The Case of the Diamond Necklace: Homeowners Insurance vs Valuable Articles Policy

Picture this: Your client is getting ready for a big night out, and has the perfect diamond necklace to go with their outfit.

But when they look for it, it’s nowhere to be found! This valuable jewelry is gone without a trace.

It’s a bad situation, and it’s all too common.

Who do they call next? You, their insurance agent assuming their Homeowner’s Insurance policy will cover the loss.

While standard Homeowner’s Insurance (HO3) policies do provide coverage for valuables, it typically isn’t enough to replace most losses.

Special limits for such policies typically include:

-$200 for money, bank notes, gold, etc.

-$1,500 for watercraft of all types; including their trailers, furnishings, equipment, and motors

-$1,500 for loss by theft of jewelry, watches, furs, precious and semiprecious stones

-$2,500 for loss by theft of firearms and related equipment

-$2,500 for loss by theft of silverware, goldware, and platinum ware

-$2,500 for property on the residence premises used primarily for “business purposes”

These coverage caps are often far below the cost of lost or damaged valuables, and the amount paid out by the policy is based on the current cash value of the product, which is often a sharp depreciation from the original value.

Further, HO3 policies don’t cover losses due to mysterious disappearances or breakage, two of the most common reasons valuables are damaged or lost.

In the lost necklace example above, the HO3 policy wouldn’t pay out unless credible evidence of theft could be provided. Even if the policy did pay, the $1,500 cap on coverage would fall below the value of many single pieces of jewelry, and much less an entire collection.

The list of valuables that need coverage extends far beyond jewelry. Loss of art, silverware, and other valuable collectibles easily exceed the payment caps on standard HO3 policies.

For clients in need of special valuables coverage, agents should recommend a separate valuable articles policy.

Advantages of a valuable articles policy:

  • A valuable articles policy has a much higher coverage ceiling compared to the HO3 limits.

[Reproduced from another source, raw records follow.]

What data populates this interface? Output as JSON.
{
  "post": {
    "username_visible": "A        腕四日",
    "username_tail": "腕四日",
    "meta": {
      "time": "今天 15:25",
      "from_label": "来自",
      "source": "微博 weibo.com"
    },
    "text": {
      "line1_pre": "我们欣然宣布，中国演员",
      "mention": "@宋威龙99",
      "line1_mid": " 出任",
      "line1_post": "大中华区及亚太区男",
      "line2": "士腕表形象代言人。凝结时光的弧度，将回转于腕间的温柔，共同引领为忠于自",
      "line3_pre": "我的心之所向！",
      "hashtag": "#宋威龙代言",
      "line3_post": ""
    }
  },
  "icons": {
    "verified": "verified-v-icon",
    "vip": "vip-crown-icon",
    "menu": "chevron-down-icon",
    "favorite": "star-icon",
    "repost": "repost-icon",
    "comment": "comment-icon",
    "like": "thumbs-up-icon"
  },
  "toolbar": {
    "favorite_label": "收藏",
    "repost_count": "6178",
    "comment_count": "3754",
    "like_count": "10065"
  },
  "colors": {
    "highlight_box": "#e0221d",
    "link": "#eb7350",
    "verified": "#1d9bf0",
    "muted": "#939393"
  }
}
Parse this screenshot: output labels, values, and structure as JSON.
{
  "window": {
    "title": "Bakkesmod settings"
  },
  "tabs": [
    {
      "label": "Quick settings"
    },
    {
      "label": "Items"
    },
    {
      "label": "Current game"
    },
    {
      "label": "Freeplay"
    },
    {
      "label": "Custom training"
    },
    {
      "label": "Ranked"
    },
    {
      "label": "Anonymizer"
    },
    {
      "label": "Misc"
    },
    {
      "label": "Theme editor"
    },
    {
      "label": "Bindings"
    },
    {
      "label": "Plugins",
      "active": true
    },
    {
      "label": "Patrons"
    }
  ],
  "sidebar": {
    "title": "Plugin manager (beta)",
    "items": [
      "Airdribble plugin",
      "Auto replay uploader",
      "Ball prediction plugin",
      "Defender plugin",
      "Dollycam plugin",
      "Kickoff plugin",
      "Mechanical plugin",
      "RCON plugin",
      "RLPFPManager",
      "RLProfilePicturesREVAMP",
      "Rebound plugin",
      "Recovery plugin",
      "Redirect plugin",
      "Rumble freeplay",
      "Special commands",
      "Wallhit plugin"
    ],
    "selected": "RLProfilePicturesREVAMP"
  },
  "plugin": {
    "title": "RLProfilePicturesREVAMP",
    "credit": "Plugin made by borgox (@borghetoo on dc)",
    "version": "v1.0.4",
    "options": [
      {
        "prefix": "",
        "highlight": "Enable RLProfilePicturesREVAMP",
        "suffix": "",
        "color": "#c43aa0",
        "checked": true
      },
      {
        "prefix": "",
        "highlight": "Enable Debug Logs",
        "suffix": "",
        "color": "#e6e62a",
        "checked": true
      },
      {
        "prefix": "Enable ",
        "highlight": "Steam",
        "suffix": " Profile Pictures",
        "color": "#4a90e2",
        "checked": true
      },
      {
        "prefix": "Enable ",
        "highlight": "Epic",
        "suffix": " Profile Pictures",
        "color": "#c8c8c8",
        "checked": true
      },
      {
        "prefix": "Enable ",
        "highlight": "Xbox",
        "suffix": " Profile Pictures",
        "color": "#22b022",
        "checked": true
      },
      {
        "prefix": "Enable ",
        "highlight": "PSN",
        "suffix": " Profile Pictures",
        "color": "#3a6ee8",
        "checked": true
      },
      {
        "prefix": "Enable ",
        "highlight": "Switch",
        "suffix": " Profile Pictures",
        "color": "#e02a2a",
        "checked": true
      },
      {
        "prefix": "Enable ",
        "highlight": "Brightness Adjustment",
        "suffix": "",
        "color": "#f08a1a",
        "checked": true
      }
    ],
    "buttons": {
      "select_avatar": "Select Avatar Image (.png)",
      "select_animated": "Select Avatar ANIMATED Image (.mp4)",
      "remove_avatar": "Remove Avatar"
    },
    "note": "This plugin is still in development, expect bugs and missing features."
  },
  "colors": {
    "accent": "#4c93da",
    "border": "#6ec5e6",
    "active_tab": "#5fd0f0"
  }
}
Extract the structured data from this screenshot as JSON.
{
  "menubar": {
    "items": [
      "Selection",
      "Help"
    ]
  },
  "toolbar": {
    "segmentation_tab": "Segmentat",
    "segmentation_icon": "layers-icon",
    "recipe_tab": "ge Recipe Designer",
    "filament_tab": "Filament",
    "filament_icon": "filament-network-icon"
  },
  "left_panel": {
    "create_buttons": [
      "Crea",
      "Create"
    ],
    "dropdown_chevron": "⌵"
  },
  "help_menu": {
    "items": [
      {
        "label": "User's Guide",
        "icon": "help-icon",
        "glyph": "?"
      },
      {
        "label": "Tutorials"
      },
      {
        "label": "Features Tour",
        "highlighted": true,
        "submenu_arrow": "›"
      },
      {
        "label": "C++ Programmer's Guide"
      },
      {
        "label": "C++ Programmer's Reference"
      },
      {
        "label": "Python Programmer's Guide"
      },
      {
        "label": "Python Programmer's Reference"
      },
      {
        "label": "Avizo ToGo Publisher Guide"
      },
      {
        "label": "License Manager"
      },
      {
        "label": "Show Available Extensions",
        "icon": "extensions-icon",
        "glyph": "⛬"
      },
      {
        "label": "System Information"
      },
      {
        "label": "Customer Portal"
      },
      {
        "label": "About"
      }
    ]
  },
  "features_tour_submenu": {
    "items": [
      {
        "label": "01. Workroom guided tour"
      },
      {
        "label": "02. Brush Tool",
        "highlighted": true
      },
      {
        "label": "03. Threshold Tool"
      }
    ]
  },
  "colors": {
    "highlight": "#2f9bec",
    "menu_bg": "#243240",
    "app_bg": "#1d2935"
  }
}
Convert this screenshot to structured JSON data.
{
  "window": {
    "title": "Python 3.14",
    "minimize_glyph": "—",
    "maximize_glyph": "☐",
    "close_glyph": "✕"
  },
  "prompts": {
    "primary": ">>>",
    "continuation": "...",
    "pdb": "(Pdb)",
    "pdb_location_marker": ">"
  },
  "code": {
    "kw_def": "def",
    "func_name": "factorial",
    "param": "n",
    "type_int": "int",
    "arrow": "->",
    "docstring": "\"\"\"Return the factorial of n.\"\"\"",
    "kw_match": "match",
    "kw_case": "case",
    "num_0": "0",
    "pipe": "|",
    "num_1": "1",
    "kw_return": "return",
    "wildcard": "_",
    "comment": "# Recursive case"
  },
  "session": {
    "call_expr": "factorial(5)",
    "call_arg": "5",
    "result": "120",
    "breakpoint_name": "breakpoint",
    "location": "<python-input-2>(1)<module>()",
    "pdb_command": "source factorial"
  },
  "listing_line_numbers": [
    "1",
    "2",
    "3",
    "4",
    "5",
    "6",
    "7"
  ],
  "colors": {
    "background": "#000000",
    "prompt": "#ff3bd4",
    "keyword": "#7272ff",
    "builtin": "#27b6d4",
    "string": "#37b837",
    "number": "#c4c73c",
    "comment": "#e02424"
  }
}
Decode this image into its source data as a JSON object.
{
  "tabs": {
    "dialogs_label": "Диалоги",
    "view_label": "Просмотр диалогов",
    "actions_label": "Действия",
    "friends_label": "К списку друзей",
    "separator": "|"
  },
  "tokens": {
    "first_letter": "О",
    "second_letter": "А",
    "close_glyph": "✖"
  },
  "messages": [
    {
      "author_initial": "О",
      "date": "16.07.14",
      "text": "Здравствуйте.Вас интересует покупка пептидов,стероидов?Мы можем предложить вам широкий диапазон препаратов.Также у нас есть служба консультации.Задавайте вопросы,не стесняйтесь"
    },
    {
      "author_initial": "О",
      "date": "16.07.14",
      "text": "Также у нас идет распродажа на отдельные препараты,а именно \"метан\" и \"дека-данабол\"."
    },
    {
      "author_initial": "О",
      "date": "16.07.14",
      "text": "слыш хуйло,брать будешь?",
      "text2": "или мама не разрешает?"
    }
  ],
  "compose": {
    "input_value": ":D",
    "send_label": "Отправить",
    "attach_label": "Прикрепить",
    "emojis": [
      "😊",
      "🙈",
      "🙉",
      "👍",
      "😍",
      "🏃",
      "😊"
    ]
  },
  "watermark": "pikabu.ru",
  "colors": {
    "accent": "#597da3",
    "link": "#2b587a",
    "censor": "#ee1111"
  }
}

For example, a Monoline Personal Article Floaters policy from Risk Innovations can go up to $1 million – and we have special policies for coverage needs exceeding that limit.

Policies can be set up with either a blanket coverage policy or an itemized one.

  • In the case of blanket coverage, it is easy to add items to and from your coverage, and appraisals aren’t necessary on any item worth less than $50,000.
  • For itemized coverage, a predetermined value is set for each item. This means that in the event of a payout, the full value of the item is restored instead of a depreciated cash value.

A valuable articles policy picks up on coverage where homeowners insurance stops, and covers mysterious disappearances and breakage as well.

When it comes to protecting valuables, standard homeowners insurance won’t cut it. Ensure your clients are fully protected with a valuable articles policy.